Cour d'appel du Québec

Racicot c. Procureure générale du Québec

500-09-700001-209

Chamberland, Morissette, Dutil

Appel et demande de permission d’appel de bene esse d’un jugement déclaratoire de la Cour supérieure. Rejetés. Appel incident. Accueilli.

Attaquant la plupart, sinon la totalité, des décrets et des arrêtés ministériels adoptés par le gouvernement pour endiguer la pandémie de la COVID-19, le recours de l’appelant a été qualifié par le juge de première instance de pourvoi en contrôle judiciaire et non de demande d’habeas corpus.

Assimilable à une irrecevabilité portant sur une cause d’action distincte, la situation donne lieu à un appel de plein droit. Par ailleurs, 3 raisons permettent de conclure au bien-fondé de la décision entreprise.

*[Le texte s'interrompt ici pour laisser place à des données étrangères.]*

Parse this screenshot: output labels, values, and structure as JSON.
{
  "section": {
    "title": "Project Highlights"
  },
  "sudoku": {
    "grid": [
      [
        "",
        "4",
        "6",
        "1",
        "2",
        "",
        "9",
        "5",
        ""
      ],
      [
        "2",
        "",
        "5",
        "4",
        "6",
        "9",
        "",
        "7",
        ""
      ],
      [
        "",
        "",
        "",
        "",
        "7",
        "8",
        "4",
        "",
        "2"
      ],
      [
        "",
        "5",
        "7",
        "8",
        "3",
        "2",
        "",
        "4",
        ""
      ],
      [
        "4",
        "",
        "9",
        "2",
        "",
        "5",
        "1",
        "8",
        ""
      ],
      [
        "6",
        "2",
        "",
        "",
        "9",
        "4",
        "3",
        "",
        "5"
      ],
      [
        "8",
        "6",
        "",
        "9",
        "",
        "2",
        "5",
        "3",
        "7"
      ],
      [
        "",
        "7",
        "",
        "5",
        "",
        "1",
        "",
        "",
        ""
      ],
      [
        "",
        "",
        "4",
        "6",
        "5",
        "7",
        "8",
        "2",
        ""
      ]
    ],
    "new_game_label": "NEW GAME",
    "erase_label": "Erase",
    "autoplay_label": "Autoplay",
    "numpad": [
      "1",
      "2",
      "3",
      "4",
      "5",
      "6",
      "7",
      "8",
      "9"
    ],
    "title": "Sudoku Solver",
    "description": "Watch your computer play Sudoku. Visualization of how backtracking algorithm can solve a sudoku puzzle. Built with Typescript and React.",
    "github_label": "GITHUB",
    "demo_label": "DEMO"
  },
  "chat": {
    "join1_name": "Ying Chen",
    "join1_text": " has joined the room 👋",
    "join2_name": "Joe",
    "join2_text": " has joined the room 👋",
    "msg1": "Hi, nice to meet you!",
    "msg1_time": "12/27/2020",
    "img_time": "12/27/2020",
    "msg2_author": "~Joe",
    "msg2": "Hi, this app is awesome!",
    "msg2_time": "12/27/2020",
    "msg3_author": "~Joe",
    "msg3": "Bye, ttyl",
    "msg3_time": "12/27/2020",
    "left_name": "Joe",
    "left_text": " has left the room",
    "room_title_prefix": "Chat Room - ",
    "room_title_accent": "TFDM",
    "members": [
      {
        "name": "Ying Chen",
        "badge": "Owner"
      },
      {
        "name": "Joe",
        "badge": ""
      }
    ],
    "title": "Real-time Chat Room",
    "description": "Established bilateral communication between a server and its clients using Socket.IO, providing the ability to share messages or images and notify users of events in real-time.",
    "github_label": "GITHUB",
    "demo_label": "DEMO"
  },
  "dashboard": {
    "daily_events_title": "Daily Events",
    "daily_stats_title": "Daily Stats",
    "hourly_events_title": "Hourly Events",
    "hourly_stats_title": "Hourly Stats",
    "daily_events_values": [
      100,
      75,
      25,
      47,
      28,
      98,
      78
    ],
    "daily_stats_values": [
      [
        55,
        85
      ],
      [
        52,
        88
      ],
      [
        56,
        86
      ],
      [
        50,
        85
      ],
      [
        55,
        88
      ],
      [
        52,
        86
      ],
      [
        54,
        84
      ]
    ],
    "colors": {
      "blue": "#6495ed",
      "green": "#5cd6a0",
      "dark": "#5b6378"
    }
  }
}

Premièrement, il existe un problème d’échelle, les actes contestés ayant une portée infiniment plus vaste que celle d’une décision restreignant, à bon droit ou non, les droits d’une personne, même son droit à la liberté. En deuxième lieu, la notion de « privation de liberté », soit le fondement historique de la procédure en habeas corpus, n’est pas extensible à volonté et au gré des inconvénients qu’impose à tous la vie en société. Plus particulièrement, en fait d’atteinte à la liberté de mouvement, cette notion exige plus que presque toutes les contraintes d’ordre sanitaire dont il est question en l’espèce. Il faut que, toute question de santé publique mise à part, la personne en cause soit substantiellement privée de cette liberté, qu’elle ne puisse plus se déplacer ni aller là où elle souhaite être quand elle le souhaite, qu’elle soit séquestrée sans droit ou mise sous garde contre son gré, ou encore que des conditions de détention préexistantes qui lui avaient été légalement imposées soient aggravées à un point tel que la liberté résiduelle dont elle jouissait auparavant est considérablement réduite. Troisièmement, l’appelant ne sollicitant pas une ordonnance de libération ni une ordonnance de mettre fin à des conditions de détention, comme le soulignent à juste titre les intimés, les conclusions de la demande démontrent que nous ne sommes pas dans le domaine de l’habeas corpus. Enfin, puisque l’appelant ne souhaite pas emprunter la voie du contrôle judiciaire, il convient de rejeter tant l’appel que le pourvoi dans son entièreté.